Last year, I worked on a story on police who committed domestic violence. One set of records I used were disciplinary records for one state, which showed a huge drop in 2012. I kept asking the agency why, and what was missing, but the expert on the data said it was complete. Later, I filed a public records request for a recent case that was in the news. That's when I learned that the entire case is secret until it goes to a hearing, which often happens 6-8 months after the complaint. Those were the missing records, but I would have never known if I hadn't been asking about cases. (It also helps with the public records aspect of the issue -- by giving us enough information to report out cases, the agency can be sure that the data isn't misconstrued, and it reduces the agency's workload in explaining things.)
I want to give the agency or the subject of the time to digest what we've found and seek out as many experts and stakeholders as I can to vet the results. There is always a risk that there is some kind of mistake in logic or processing or some other misunderstanding. I want to hear the reasons I might be wrong, and about anything that surprises them. In most of these projects, no one has ever done what I've done, so they can't fact check for me. One thing that has made this really important step a lot harder is that government agencies now restrict who we can talk with so much that we can't get a real experts to answer questions at the front end. That means we have to try to engage them at least at the back end. It's far from ideal, but even worse when the agency just won't let us talk with anyone but the PIO or the agency head, who may not know enough about the details to give us real feedback. We used to be able to engage with the people who were in charge of the data collection, even if it was just on background.
Editing and fact-checking
I write the sections of the story that I'm responsible for when I work on a team, and go through drafts regularly to find places that the records could strengthen a point. This sometimes involves reworking the data so that it's more precisely matching the sentences we want to write -- for instance, "10 years" not "since 2002". (In other words, cut off a year of the data.)
I'm in the editing sessions or getting copies from the editor on a regular basis, as well as coordinating any data with graphics as we go along. One problem is that there are often old versions of results or spreadsheets floating around among editors, reporters and graphics folks, and they sometimes find their way into drafts over and over, after we've made corrections based on our vetting.

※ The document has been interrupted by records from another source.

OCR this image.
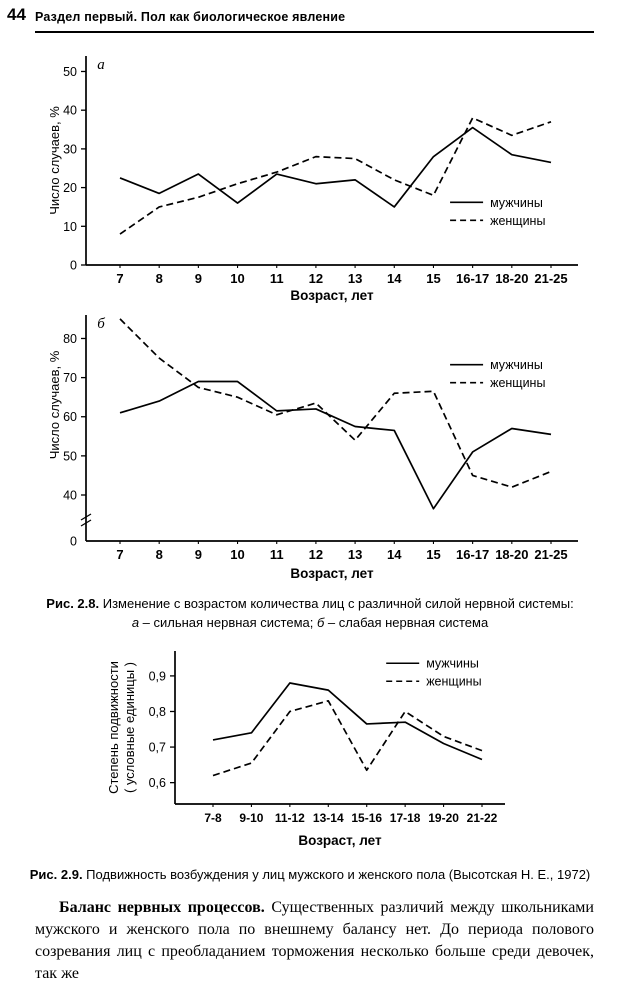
44 Раздел первый. Пол как биологическое явление
0
10
20
30
40
50
7 8 9 10 11 12 13 14 15 16-17 18-20 21-25
Возраст, лет
Число случаев, %
а
мужчины
женщины
40
50
60
70
80
0
7 8 9 10 11 12 13 14 15 16-17 18-20 21-25
Возраст, лет
Число случаев, %
б
мужчины
женщины

Рис. 2.8. Изменение с возрастом количества лиц с различной силой нервной системы:
а – сильная нервная система; б – слабая нервная система

0,6
0,7
0,8
0,9
7-8 9-10 11-12 13-14 15-16 17-18 19-20 21-22
Возраст, лет
Степень подвижности ( условные единицы )	мужчины
женщины

Рис. 2.9. Подвижность возбуждения у лиц мужского и женского пола (Высотская Н. Е., 1972)

Баланс нервных процессов. Существенных различий между школьниками мужского и женского пола по внешнему балансу нет. До периода полового созревания лиц с преобладанием торможения несколько больше среди девочек, так же
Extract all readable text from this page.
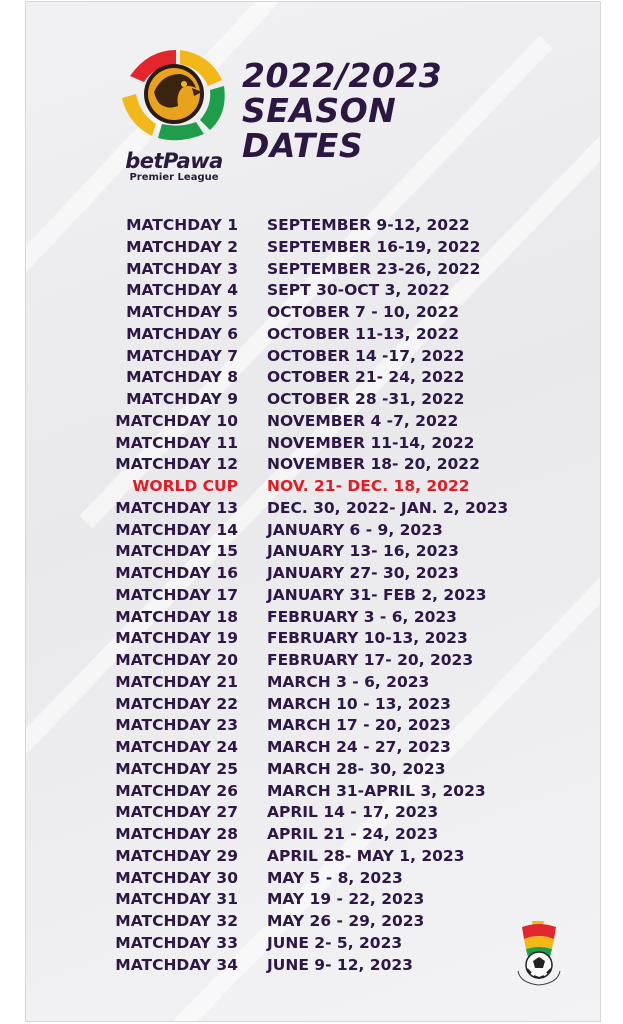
betPawa
Premier League
2022/2023
SEASON
DATES
MATCHDAY 1 SEPTEMBER 9-12, 2022
MATCHDAY 2 SEPTEMBER 16-19, 2022
MATCHDAY 3 SEPTEMBER 23-26, 2022
MATCHDAY 4 SEPT 30-OCT 3, 2022
MATCHDAY 5 OCTOBER 7 - 10, 2022
MATCHDAY 6 OCTOBER 11-13, 2022
MATCHDAY 7 OCTOBER 14 -17, 2022
MATCHDAY 8 OCTOBER 21- 24, 2022
MATCHDAY 9 OCTOBER 28 -31, 2022
MATCHDAY 10 NOVEMBER 4 -7, 2022
MATCHDAY 11 NOVEMBER 11-14, 2022
MATCHDAY 12 NOVEMBER 18- 20, 2022
WORLD CUP NOV. 21- DEC. 18, 2022
MATCHDAY 13 DEC. 30, 2022- JAN. 2, 2023
MATCHDAY 14 JANUARY 6 - 9, 2023
MATCHDAY 15 JANUARY 13- 16, 2023
MATCHDAY 16 JANUARY 27- 30, 2023
MATCHDAY 17 JANUARY 31- FEB 2, 2023
MATCHDAY 18 FEBRUARY 3 - 6, 2023
MATCHDAY 19 FEBRUARY 10-13, 2023
MATCHDAY 20 FEBRUARY 17- 20, 2023
MATCHDAY 21 MARCH 3 - 6, 2023
MATCHDAY 22 MARCH 10 - 13, 2023
MATCHDAY 23 MARCH 17 - 20, 2023
MATCHDAY 24 MARCH 24 - 27, 2023
MATCHDAY 25 MARCH 28- 30, 2023
MATCHDAY 26 MARCH 31-APRIL 3, 2023
MATCHDAY 27 APRIL 14 - 17, 2023
MATCHDAY 28 APRIL 21 - 24, 2023
MATCHDAY 29 APRIL 28- MAY 1, 2023
MATCHDAY 30 MAY 5 - 8, 2023
MATCHDAY 31 MAY 19 - 22, 2023
MATCHDAY 32 MAY 26 - 29, 2023
MATCHDAY 33 JUNE 2- 5, 2023
MATCHDAY 34 JUNE 9- 12, 2023
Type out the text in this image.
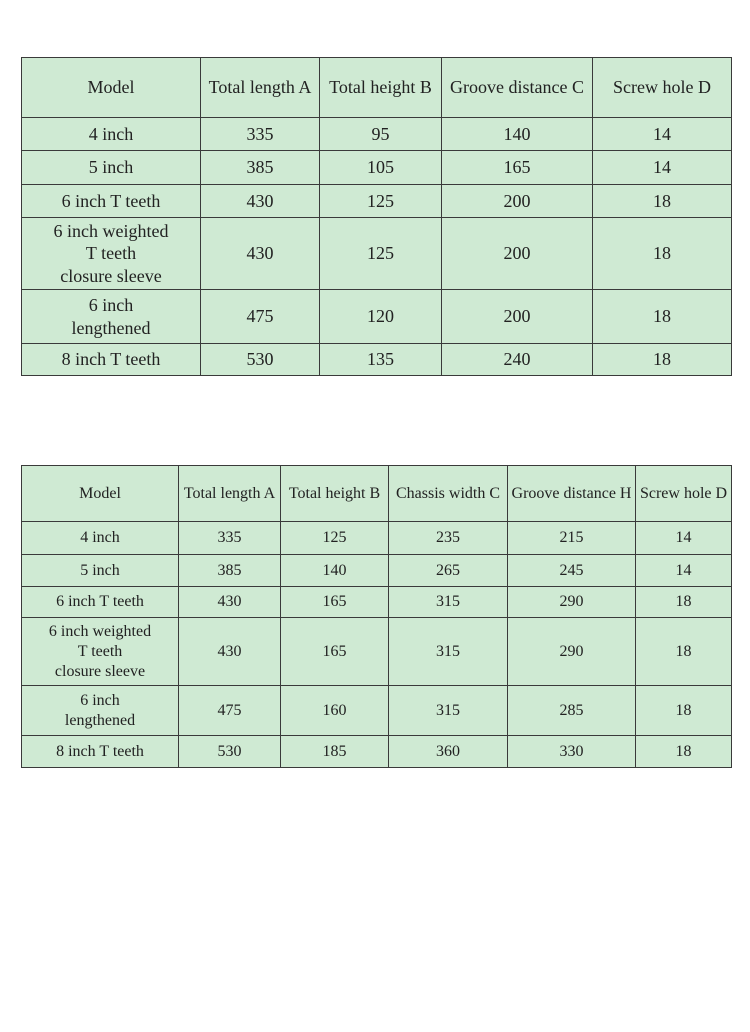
Model	Total length A	Total height B	Groove distance C	Screw hole D
4 inch	335	95	140	14
5 inch	385	105	165	14
6 inch T teeth	430	125	200	18

6 inch weighted
T teeth
closure sleeve	430	125	200	18

6 inch
lengthened	475	120	200	18
8 inch T teeth	530	135	240	18
Model	Total length A	Total height B	Chassis width C	Groove distance H	Screw hole D
4 inch	335	125	235	215	14
5 inch	385	140	265	245	14
6 inch T teeth	430	165	315	290	18

6 inch weighted
T teeth
closure sleeve	430	165	315	290	18

6 inch
lengthened	475	160	315	285	18
8 inch T teeth	530	185	360	330	18
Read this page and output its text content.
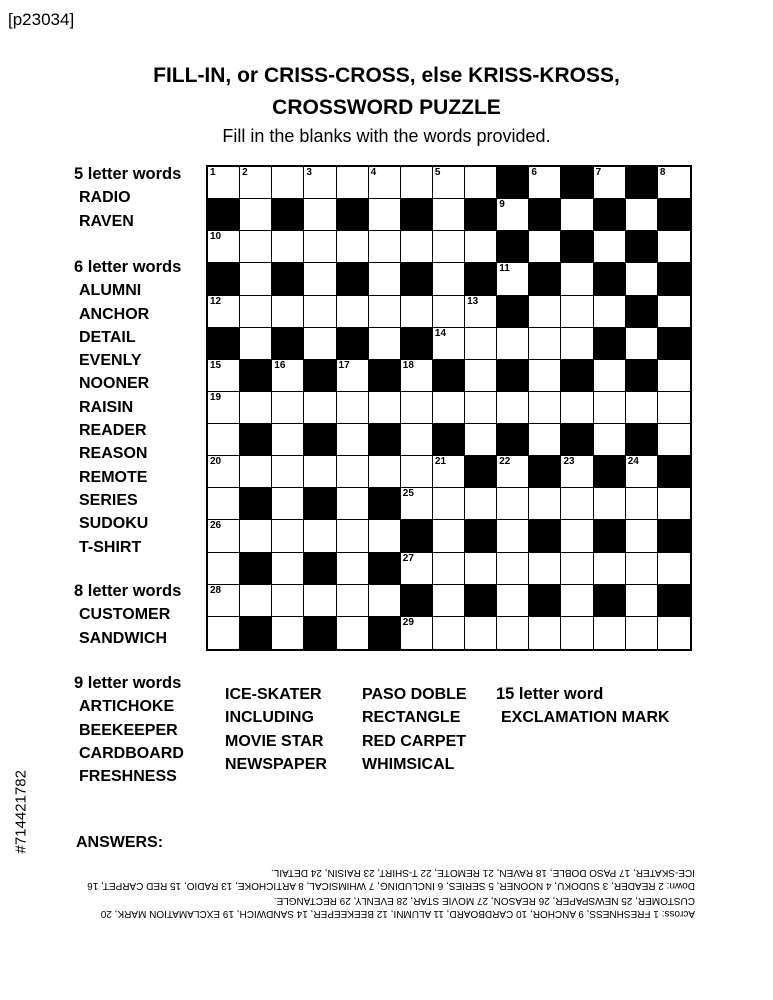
[p23034]
FILL-IN, or CRISS-CROSS, else KRISS-KROSS,
CROSSWORD PUZZLE
Fill in the blanks with the words provided.
5 letter words
RADIO
RAVEN
6 letter words
ALUMNI
ANCHOR
DETAIL
EVENLY
NOONER
RAISIN
READER
REASON
REMOTE
SERIES
SUDOKU
T-SHIRT
8 letter words
CUSTOMER
SANDWICH
9 letter words
ARTICHOKE
BEEKEEPER
CARDBOARD
FRESHNESS
ICE-SKATER
INCLUDING
MOVIE STAR
NEWSPAPER
PASO DOBLE
RECTANGLE
RED CARPET
WHIMSICAL
15 letter word
EXCLAMATION MARK
1	2	3	4	5	6	7	8
9
10
11
12	13
14
15	16	17	18
19
20	21	22	23	24
25
26
27
28
29
ANSWERS:

Across: 1 FRESHNESS, 9 ANCHOR, 10 CARDBOARD, 11 ALUMNI, 12 BEEKEEPER, 14 SANDWICH, 19 EXCLAMATION MARK, 20 CUSTOMER, 25 NEWSPAPER, 26 REASON, 27 MOVIE STAR, 28 EVENLY, 29 RECTANGLE.

Down: 2 READER, 3 SUDOKU, 4 NOONER, 5 SERIES, 6 INCLUDING, 7 WHIMSICAL, 8 ARTICHOKE, 13 RADIO, 15 RED CARPET, 16 ICE-SKATER, 17 PASO DOBLE, 18 RAVEN, 21 REMOTE, 22 T-SHIRT, 23 RAISIN, 24 DETAIL.

#714421782
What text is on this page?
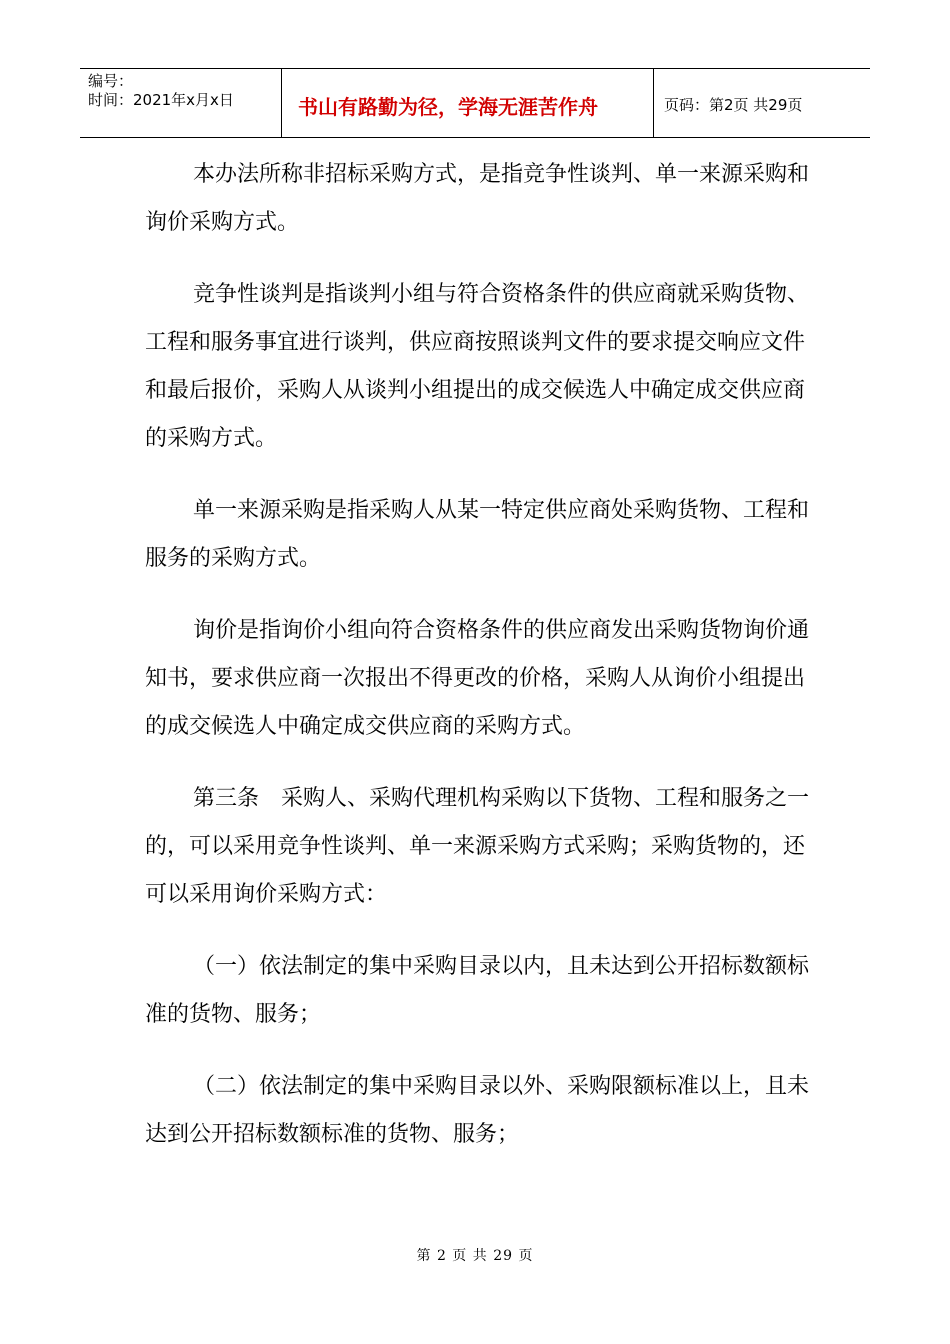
编号：
时间：2021年x月x日	书山有路勤为径，学海无涯苦作舟	页码：第2页 共29页

本办法所称非招标采购方式，是指竞争性谈判、单一来源采购和询价采购方式。

竞争性谈判是指谈判小组与符合资格条件的供应商就采购货物、工程和服务事宜进行谈判，供应商按照谈判文件的要求提交响应文件和最后报价，采购人从谈判小组提出的成交候选人中确定成交供应商的采购方式。

单一来源采购是指采购人从某一特定供应商处采购货物、工程和服务的采购方式。

询价是指询价小组向符合资格条件的供应商发出采购货物询价通知书，要求供应商一次报出不得更改的价格，采购人从询价小组提出的成交候选人中确定成交供应商的采购方式。

第三条　采购人、采购代理机构采购以下货物、工程和服务之一的，可以采用竞争性谈判、单一来源采购方式采购；采购货物的，还可以采用询价采购方式：

（一）依法制定的集中采购目录以内，且未达到公开招标数额标准的货物、服务；

（二）依法制定的集中采购目录以外、采购限额标准以上，且未达到公开招标数额标准的货物、服务；

第 2 页 共 29 页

For me, fact-checking involves circling every fact -- whether or not it's a number -- and going back into the data and re-doing the analysis that led to that particular fact. Then I'll pull that out into a fact-check file somewhere. At some point during the writing / editing phase, I try to retrace the entire process from start to finish. For instance, in the immigration story, the most time-consuming thing was to combine 11 spreadsheets into one database containing 3 million records. I didn't re-do that step because I had been able to match my benchmarks after that step. But I do re-do any key tables or queries, check the code that created them, and make sure that they've incorporated any of the comments I got along the way. I'm also checking the graphics regularly to make sure they match what the story says and resolve any differences.